Donald Trump really wants the spiraling Jeffrey Epstein files debacle to go away. Yet for once, MAGA supporters aren’t coming to his aid. In fact, it’s Trump’s “‘boys’ and, in some cases, ‘gals’” who are driving the scandal over his administration’s failure to release more materials on the late sex offender. Despite the president’s efforts to mock and berate his followers into submission, they stubbornly refuse to drop the conspiracy theory he spent years encouraging them to believe.
So in a moment of desperation, Trump turned to the one thing that’s always there for him: Coke. He announced in a Truth Social post on Wednesday afternoon that Coca-Cola will be switching to “REAL Cane Sugar in Coke in the United States,” all thanks to him:
Is it possible that Trump was just so excited about forthcoming Coke products that he couldn’t wait to share the good news? Sure. But his random announcement seemed to many like an effort to push Epstein out of the news by revealing a big and controversial change to a classic American product.
Unfortunately for Trump, Coca-Cola wasn’t willing to play along.
Coca-Cola Company initially responded with a noncommittal statement that praised Trump’s “enthusiasm.” But the company did not confirm or deny his claim that American Coca-Cola will soon be made with cane sugar, like Mexican Coke, rather than corn syrup.
And within hours, Coca-Cola was sharing a statement defending its use of corn syrup after Fox News framed the alleged switch to cane sugar as a win for the “MAHA” movement in an X post. (Health and Human Services Secretary Robert F. Kennedy Jr. has called high-fructose corn syrup “just a formula for making you obese and diabetic,” sparking rumors that he might ban or restrict it from certain foods.)

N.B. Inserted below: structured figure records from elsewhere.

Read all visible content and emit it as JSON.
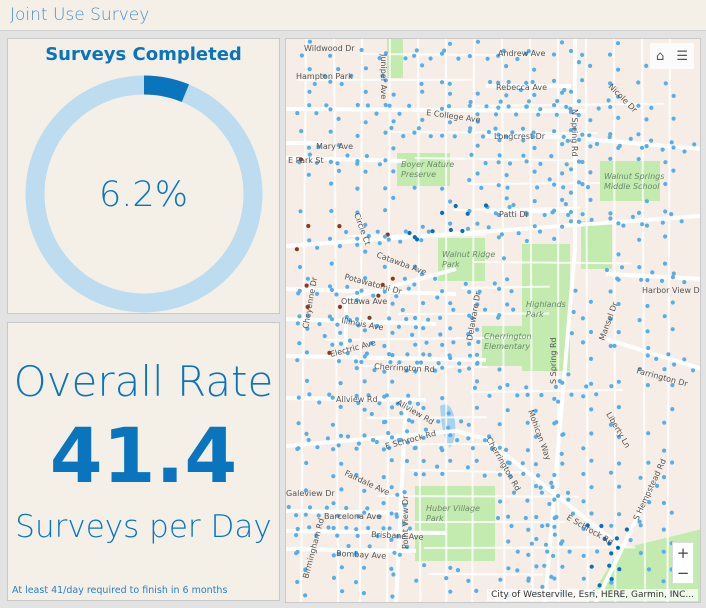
{
  "header": {
    "title": "Joint Use Survey"
  },
  "gauge": {
    "title": "Surveys Completed",
    "value_label": "6.2%",
    "fraction": 0.062,
    "colors": {
      "fill": "#0a74bc",
      "track": "#bedcef"
    }
  },
  "rate": {
    "title": "Overall Rate",
    "value": "41.4",
    "units": "Surveys per Day",
    "note": "At least 41/day required to finish in 6 months"
  },
  "map": {
    "attribution": "City of Westerville, Esri, HERE, Garmin, INC...",
    "tools": {
      "home_icon": "home-icon",
      "legend_icon": "list-icon",
      "zoom_in": "+",
      "zoom_out": "−"
    },
    "street_labels": [
      "Wildwood Dr",
      "Hampton Park",
      "Juniper Ave",
      "E College Ave",
      "Mary Ave",
      "E Park St",
      "Andrew Ave",
      "Rebecca Ave",
      "N Spring Rd",
      "Longcrest Dr",
      "Nicole Dr",
      "Patti Dr",
      "Catawba Ave",
      "Potawatomi Dr",
      "Ottawa Ave",
      "Illinois Ave",
      "Electric Ave",
      "Cheyenne Dr",
      "Cherrington Rd",
      "Delaware Dr",
      "Harbor View Dr",
      "Mansel Dr",
      "Farrington Dr",
      "S Spring Rd",
      "Liberty Ln",
      "Allview Rd",
      "Allview Rd",
      "E Schrock Rd",
      "Fairdale Ave",
      "Galeview Dr",
      "Barcelona Ave",
      "Brisbane Ave",
      "Bombay Ave",
      "Birmingham Rd",
      "Point View Dr",
      "Cherrington Rd",
      "Mohican Way",
      "E Schrock Rd",
      "S Hempstead Rd",
      "Circle Ct"
    ],
    "park_labels": [
      "Boyer Nature Preserve",
      "Walnut Springs Middle School",
      "Walnut Ridge Park",
      "Highlands Park",
      "Cherrington Elementary",
      "Huber Village Park"
    ],
    "colors": {
      "survey_pending": "#5aaee8",
      "survey_completed": "#0a6cbc",
      "survey_other": "#8a3a1e",
      "park": "#c3ebb0",
      "water": "#a8d3f0",
      "road": "#ffffff"
    }
  }
}
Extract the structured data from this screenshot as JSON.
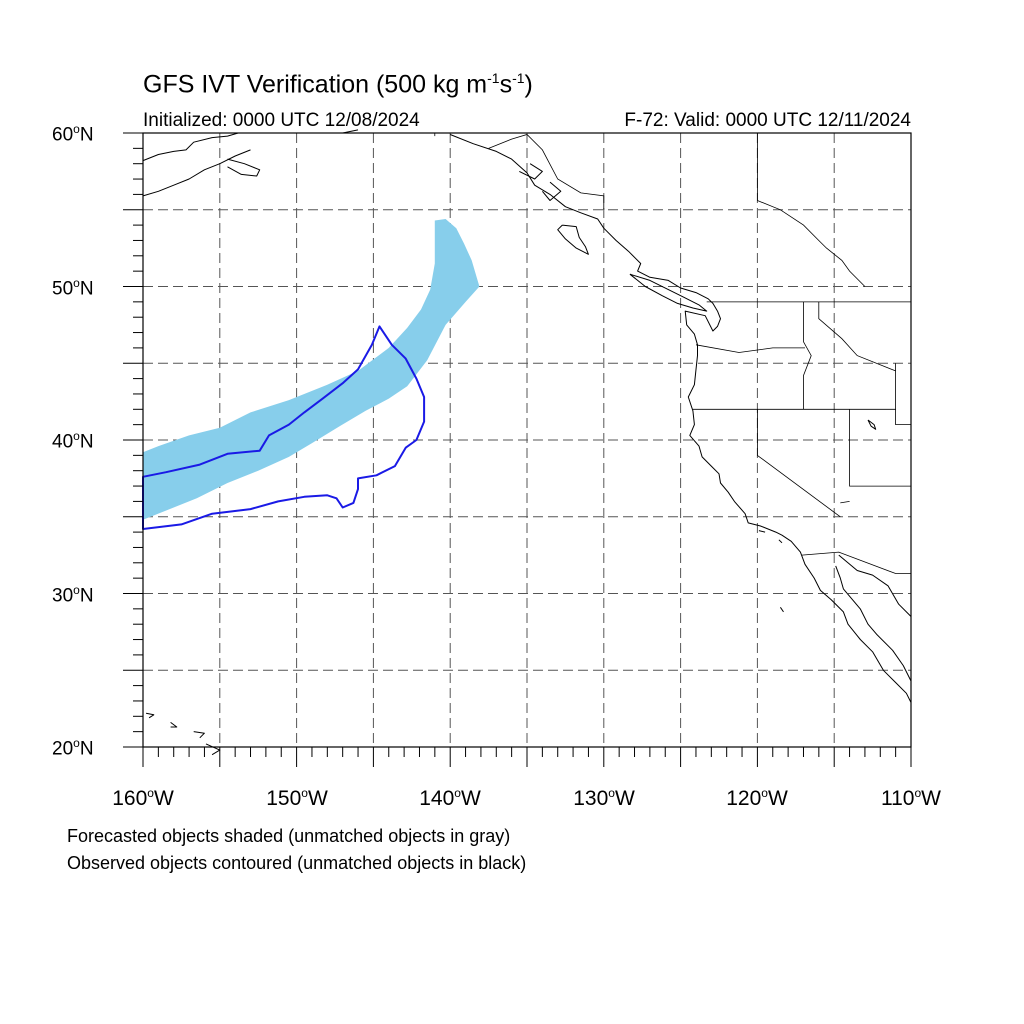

Coca-Cola responded to the post by insisting that high-fructose corn syrup is just a “sweetener made from corn,” saying that it’s totally “safe”:
And corn-syrup producers put out a statement saying the switch to cane sugar would actually run counter to Trump’s agenda.
“Replacing high fructose corn syrup with cane sugar doesn’t make sense,” said Corn Refiners Association president and CEO John Bode. “President Trump stands for American manufacturing jobs, American farmers, and reducing the trade deficit. Replacing high fructose corn syrup with cane sugar would cost thousands of American food manufacturing jobs, depress farm income, and boost imports of foreign sugar, all with no nutritional benefit.”
So if Trump’s Coke tweet was meant as a distraction from the Epstein files, he’s now botched that too. Coca-Cola is scrambling to put out PR fires and American farmers are ticked off, but these new controversies aren’t big enough to shift the national conversation away from the disgraced financier.
And the American public doesn’t seem all that stoked for Trump’s new “New Coke.” Fans of “MexiCoke” tell the New York Times that they doubt its exact flavor could be replicated on a large scale in America. Trump may say it’s “better,” but what does the world’s foremost consumer of Diet Coke really know about the flavor of regular Coke anyway?